The fictional dreamboat probably had a “long nose” and “pointy chin.”
Nick Hardcastle

For a novel originally titled First Impressions, Jane Austen’s Pride & Prejudice spends little time describing what one of its principal characters, Mr. Darcy, actually looks like.

This hasn’t stopped readers from surmising ― or from projecting their own favored attributes onto a character who at the beginning of the story seems priggish and by the end is cast as kind-hearted and reserved. Someone so dreamy is sure to have the boyish, devil-may-care looks of James Dean, right?

Austen does, briefly, tell us what Lizzy Bennett might look like, from the perspective of Darcy, just after he realizes he has feelings for her. Darcy confesses that she is “rendered uncommonly intelligent by the beautiful expression of her dark eyes,” and he is “forced to acknowledge her figure to be light and pleasing.”

But what about Darcy? Contemporary readers might imagine the strong-jawed, kind-eyed, moppy-headed Colin Firth as the character; the actor captured Darcy’s temperament in an onscreen adaptation. But a thorough study by John Sutherland at University College London suggests otherwise, The New York Times reports.

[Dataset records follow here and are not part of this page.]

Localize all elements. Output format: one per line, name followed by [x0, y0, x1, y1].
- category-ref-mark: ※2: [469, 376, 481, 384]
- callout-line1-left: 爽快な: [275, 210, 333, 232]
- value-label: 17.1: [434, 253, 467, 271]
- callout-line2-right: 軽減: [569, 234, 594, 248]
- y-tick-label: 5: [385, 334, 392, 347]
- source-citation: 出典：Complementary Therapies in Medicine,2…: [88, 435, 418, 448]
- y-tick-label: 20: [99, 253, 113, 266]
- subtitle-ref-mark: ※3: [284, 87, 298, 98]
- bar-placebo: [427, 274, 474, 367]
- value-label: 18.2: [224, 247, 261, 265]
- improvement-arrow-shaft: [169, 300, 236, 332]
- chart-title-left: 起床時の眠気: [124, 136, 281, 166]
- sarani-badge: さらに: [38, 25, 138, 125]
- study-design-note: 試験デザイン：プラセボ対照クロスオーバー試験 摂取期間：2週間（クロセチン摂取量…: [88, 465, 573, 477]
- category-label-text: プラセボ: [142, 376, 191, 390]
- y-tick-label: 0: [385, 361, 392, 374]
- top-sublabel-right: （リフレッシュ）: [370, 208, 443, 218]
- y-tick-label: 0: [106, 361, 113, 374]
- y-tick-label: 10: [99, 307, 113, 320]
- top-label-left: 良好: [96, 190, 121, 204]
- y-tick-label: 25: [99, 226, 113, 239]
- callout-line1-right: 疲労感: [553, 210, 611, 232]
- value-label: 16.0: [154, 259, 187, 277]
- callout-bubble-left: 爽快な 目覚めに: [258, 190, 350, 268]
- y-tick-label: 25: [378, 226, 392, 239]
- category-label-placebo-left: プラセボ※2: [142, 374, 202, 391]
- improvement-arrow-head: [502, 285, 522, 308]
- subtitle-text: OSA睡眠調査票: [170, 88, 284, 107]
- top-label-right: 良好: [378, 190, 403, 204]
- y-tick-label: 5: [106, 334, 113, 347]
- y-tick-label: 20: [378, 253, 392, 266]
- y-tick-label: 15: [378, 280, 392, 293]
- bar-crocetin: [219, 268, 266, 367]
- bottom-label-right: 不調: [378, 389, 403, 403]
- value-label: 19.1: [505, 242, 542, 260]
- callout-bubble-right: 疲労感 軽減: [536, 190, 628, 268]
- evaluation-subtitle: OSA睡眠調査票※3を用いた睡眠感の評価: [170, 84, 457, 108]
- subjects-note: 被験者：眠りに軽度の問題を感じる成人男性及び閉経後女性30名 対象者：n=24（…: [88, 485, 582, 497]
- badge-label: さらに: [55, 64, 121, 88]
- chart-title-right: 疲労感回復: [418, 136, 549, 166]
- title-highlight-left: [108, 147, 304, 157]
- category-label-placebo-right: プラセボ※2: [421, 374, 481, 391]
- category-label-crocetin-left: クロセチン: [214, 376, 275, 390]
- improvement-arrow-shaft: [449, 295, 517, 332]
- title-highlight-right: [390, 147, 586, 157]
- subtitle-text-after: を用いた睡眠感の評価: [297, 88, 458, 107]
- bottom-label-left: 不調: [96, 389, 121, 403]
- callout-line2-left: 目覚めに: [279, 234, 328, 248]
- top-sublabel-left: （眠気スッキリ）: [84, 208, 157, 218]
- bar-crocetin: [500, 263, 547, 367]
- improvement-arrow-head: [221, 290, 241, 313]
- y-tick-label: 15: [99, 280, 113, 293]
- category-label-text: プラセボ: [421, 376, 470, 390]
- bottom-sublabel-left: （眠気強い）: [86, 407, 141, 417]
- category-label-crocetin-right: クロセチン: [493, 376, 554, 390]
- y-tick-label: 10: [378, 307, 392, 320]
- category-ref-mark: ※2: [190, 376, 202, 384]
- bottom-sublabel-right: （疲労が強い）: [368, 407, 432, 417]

The professor combined his knowledge of values of the period with Austen’s descriptions of Darcy’s social status in order ensure a complete dismissal of preteen readers’ romantic hopes and dreams.

According to Sutherland, Darcy “would be elegant rather than brawny.” Not a soldier but a gentleman, he’d likely have “sloped shoulders,” and no facial hair, but mid-length, powdered hair on his head. “It was all about the legs,” Sutherland wrote in his “dramatic re-appraisal” of the character. “The six-pack was unknown.”

But don’t be too hasty in writing him off; prejudice has the power of interfering with what could otherwise be a lasting kinship.